Rasch kamen Turnschuhe aus der Mode: Nun waren Nadelstreifen angesagt. Die Grünen wandelten sich von der Protestpartei zum Stützpfeiler der herrschenden Klasse. 1998 wurde Fischer Außenminister der rot-grünen Bundesregierung. Fortan unterstützten die Grünen Gerhard Schröders Agenda 2010 und die Hartz IV-Gesetze, wobei sie die SPD nicht selten von rechts angriffen.

Im Jugoslawienkrieg übernahm Fischer die unverzichtbare Rolle, die grünen Pazifisten auf Kriegskurs zu bringen. Mit angeblich „humanitären“ Argumenten setzte er durch, dass die Bundeswehr zum ersten Mal seit dem Zweiten Weltkrieg wieder in den Krieg zog und sich an der Nato-Bombardierung Serbiens beteiligte.

Nach 2001 verteidigte Bündnis90/Die Grünen die Anti-Terror-Gesetze, und nach dem Ausbruch der Finanzkrise 2008, als die Konflikte zwischen den Großmächten zunahmen, waren es die Grünen, die am entschiedensten eine deutsche Beteiligung am Kriegsgeschehen forderten. Kein Afghanistanmandat der Bundeswehr, das nicht die entschiedene Unterstützung der Grünen fand.

Auch beim Nato-Krieg gegen Libyen kritisierten sie die Bundesregierung von rechts und warfen ihr vor, sich im UN Sicherheitsrat bei der Libyenresolution enthalten zu haben.

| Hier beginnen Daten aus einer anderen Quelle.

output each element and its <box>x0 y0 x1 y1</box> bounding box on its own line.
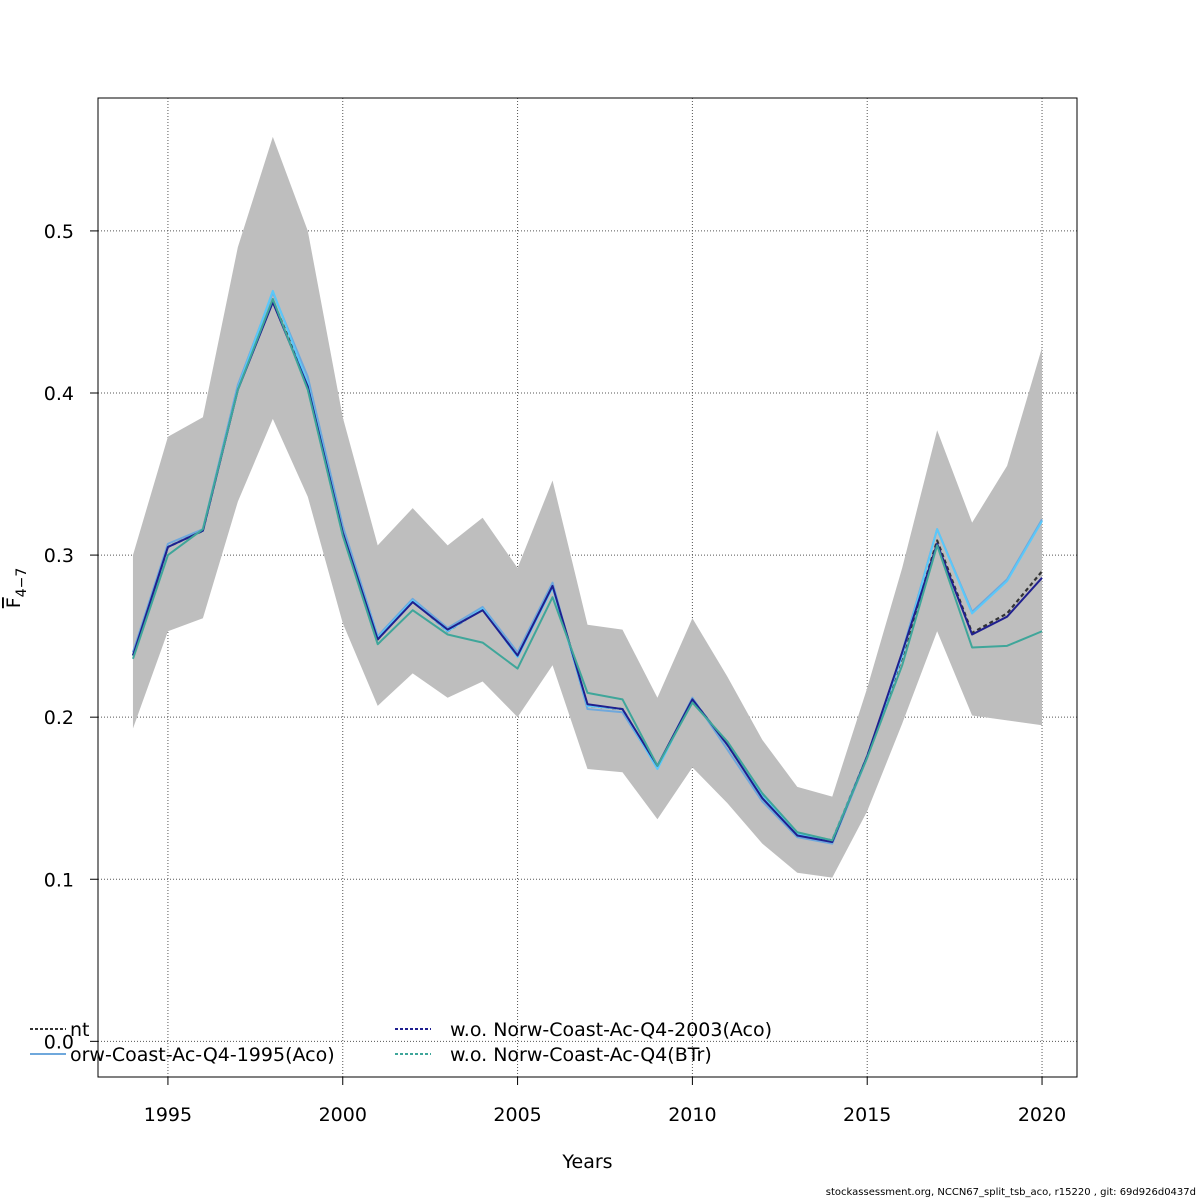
y-tick-label: 0.1 <box>44 869 74 891</box>
confidence-band <box>132 136 1043 878</box>
y-tick-label: 0.0 <box>44 1031 74 1053</box>
legend-label-0: nt <box>70 1019 90 1041</box>
axes: 1995 2000 2005 2010 2015 2020 0.0 0.1 0.2 0.3 0.4 0… <box>3 97 1078 1173</box>
ci-band-polygon <box>132 136 1043 878</box>
legend-label-2: w.o. Norw-Coast-Ac-Q4-2003(Aco) <box>450 1019 772 1041</box>
x-tick-label: 2020 <box>1018 1104 1066 1126</box>
legend-label-3: w.o. Norw-Coast-Ac-Q4(BTr) <box>450 1044 712 1066</box>
y-axis-title: F4−7 <box>3 568 30 608</box>
y-tick-label: 0.3 <box>44 545 74 567</box>
y-tick-label: 0.4 <box>44 383 74 405</box>
y-tick-label: 0.2 <box>44 707 74 729</box>
y-tick-label: 0.5 <box>44 221 74 243</box>
x-tick-label: 2010 <box>668 1104 716 1126</box>
x-axis-title: Years <box>561 1151 612 1173</box>
series-line-4 <box>132 297 1043 842</box>
legend: nt orw-Coast-Ac-Q4-1995(Aco) w.o. Norw-Coa… <box>30 1019 772 1066</box>
series-lines <box>131 289 1043 845</box>
x-tick-label: 2005 <box>493 1104 541 1126</box>
x-tick-label: 1995 <box>144 1104 192 1126</box>
x-tick-label: 2000 <box>319 1104 367 1126</box>
x-tick-label: 2015 <box>843 1104 891 1126</box>
footer-note: stockassessment.org, NCCN67_split_tsb_ac… <box>825 1187 1196 1198</box>
legend-label-1: orw-Coast-Ac-Q4-1995(Aco) <box>70 1044 335 1066</box>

Als es im vergangenen Juli fast zum Krieg gegen Syrien kam, öffnete das Hausblatt der Grünen, die taz, ihre Seiten besonders schamlosen Kriegshetzern wie dem Publizisten Micha Brumlik, der das Szenario eines Blitzkriegs westlicher Truppen mit Drohnen und Marschflugkörpern gegen Syrien propagierte.

Natürlich haben die Grünen auch die Politik der Europäischen Union und der EU-Troika in Südeuropa, die maßgeblich von Kanzlerin Merkel bestimmt wurde, immer mitgetragen, obwohl sie offensichtlich zur schlimmsten sozialen Verelendung der südeuropäischen Arbeiterklasse in Friedenszeiten führt.

Entsprechend der gesellschaftlichen Polarisierung entwickelte sich die soziale Basis der Grünen: Die ehemaligen Straßenkämpfer richteten sich zunehmend in bequemen und gut bezahlten Positionen ein. Die Grünen sind zur Partei des gehobenen Kleinbürgertums aufgestiegen, und was das Einkommen angeht, so gilt Bündnis 90/Die Grünen gemeinsam mit der FDP als Partei der “Besserverdienenden“.

Somit ist ihre Beteiligung an einer hessischen Landesregierung unter Volker Bouffier keine Überraschung, sondern nur konsequent. Die ehemalige Umweltpartei tritt an die Stelle der FDP und zeigt dadurch Perspektiven für eine künftige Bundesregierung auf. Auch nach der Bundestagswahl im Herbst scheiterte eine schwarz-grüne Koalition in Berlin nicht an den Grünen, sondern an der CDU – vorläufig.

Zwei grüne „graue Eminenzen“, Tom Koenigs und Daniel Cohn-Bendit, haben beide Schwarz-Grün klar befürwortet. Koenigs erklärte der Frankfurter Rundschau, die vielbeschworene „gemeinsame Kultur von Rot-Grün“ habe es auch früher schon nie gegebenen. Heute bestehe sie noch weniger. „Wir sind der urbanen CDU viel näher als der ländlichen SPD“, so Königs.